Dunloy face Ballycran in four weeks’ time in the semi-final whilst Slaughtneil are up against Armagh champions Middletown.
I am not sure why there is such a gap, I assume the football championship may be a factor but I really don’t like the fact that the Ulster final is now being played in November and don’t get me started on the fact that the All-Ireland Club Championship is being played in January as opposed to the traditional date of St Patrick’s day.
I honestly think such a move is a bit disrespectful and demeaning to the club scene. I don’t think hurling should be played in January at all, let alone something as important as the All-Ireland.
I get the fact that the GAA are trying to condense the fixtures calendar, but I think the latter stages of the club competition, involving just four teams is the least of their worries.
I do get the feeling that any sacrifices in the schedule are being made to protect the inter-county game during the spring and summer months with clubs pretty much being shoe-horned into the autumn and winter months and personally I am not a fan of hurling in the middle of winter.
I have heard the argument that the weather can be as bad in March as it is in January, but I don’t think it is just about the weather. St Patrick’s day gave the senior club game a level of profile it will not be afforded in January and means the players will have trained right through for a full 12 to 13 months.
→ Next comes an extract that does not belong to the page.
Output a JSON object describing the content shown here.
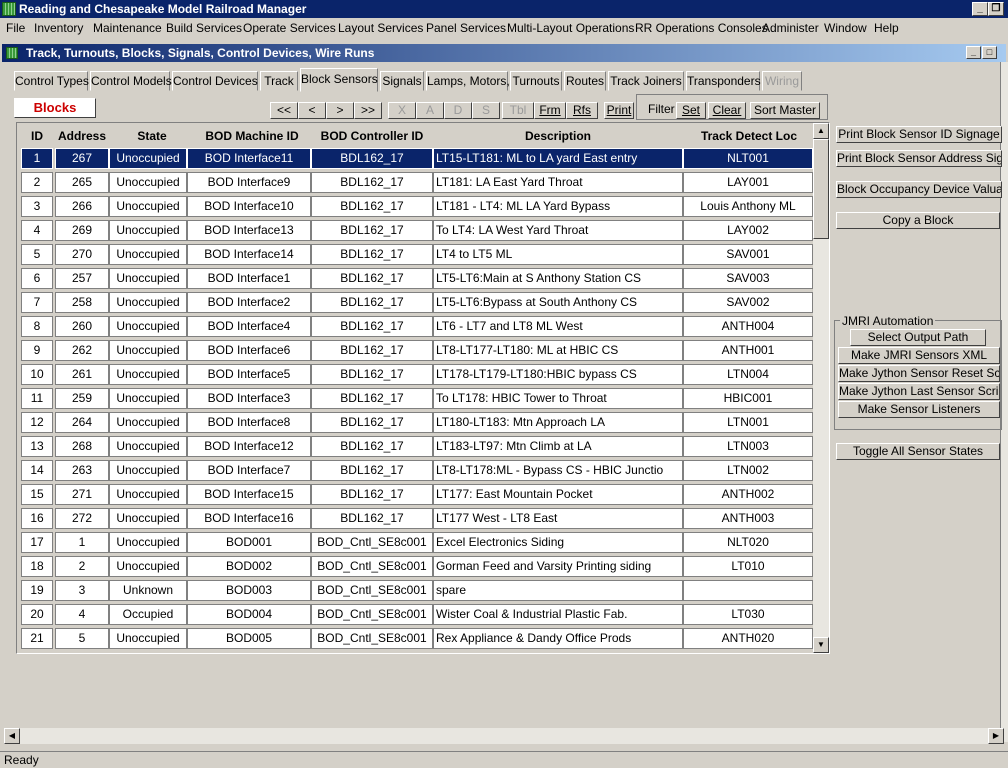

At least when the semis were in February clubs could take three or four weeks after the Ulster in October to rest and refresh prior to going again in December and maybe taking some down time over the Christmas period as well. So, if the reason is to protect the players, I am not sure I am buying that.
As with all things there will be many who will disagree with my opinion on this and I sincerely hope the changes are a huge success.
Time will tell.
I want to finish by saying how impressed I was by how the referee Colm McDonald of the St Gall’s club handled the Dunloy and Cushendall game.
He played a big part in ensuring the game was of such a high quality, not his job I know but nonetheless poor refereeing does often impact on the game as a spectacle.
He officiated with a lot of sense and was never too quick to put the whistle to his lips allowing the game to flow at every opportunity.
In a year where the hurling referees at the top level came in for a bit of stick it was good to see that just like our club teams, we also have officials capable of competing at a high level.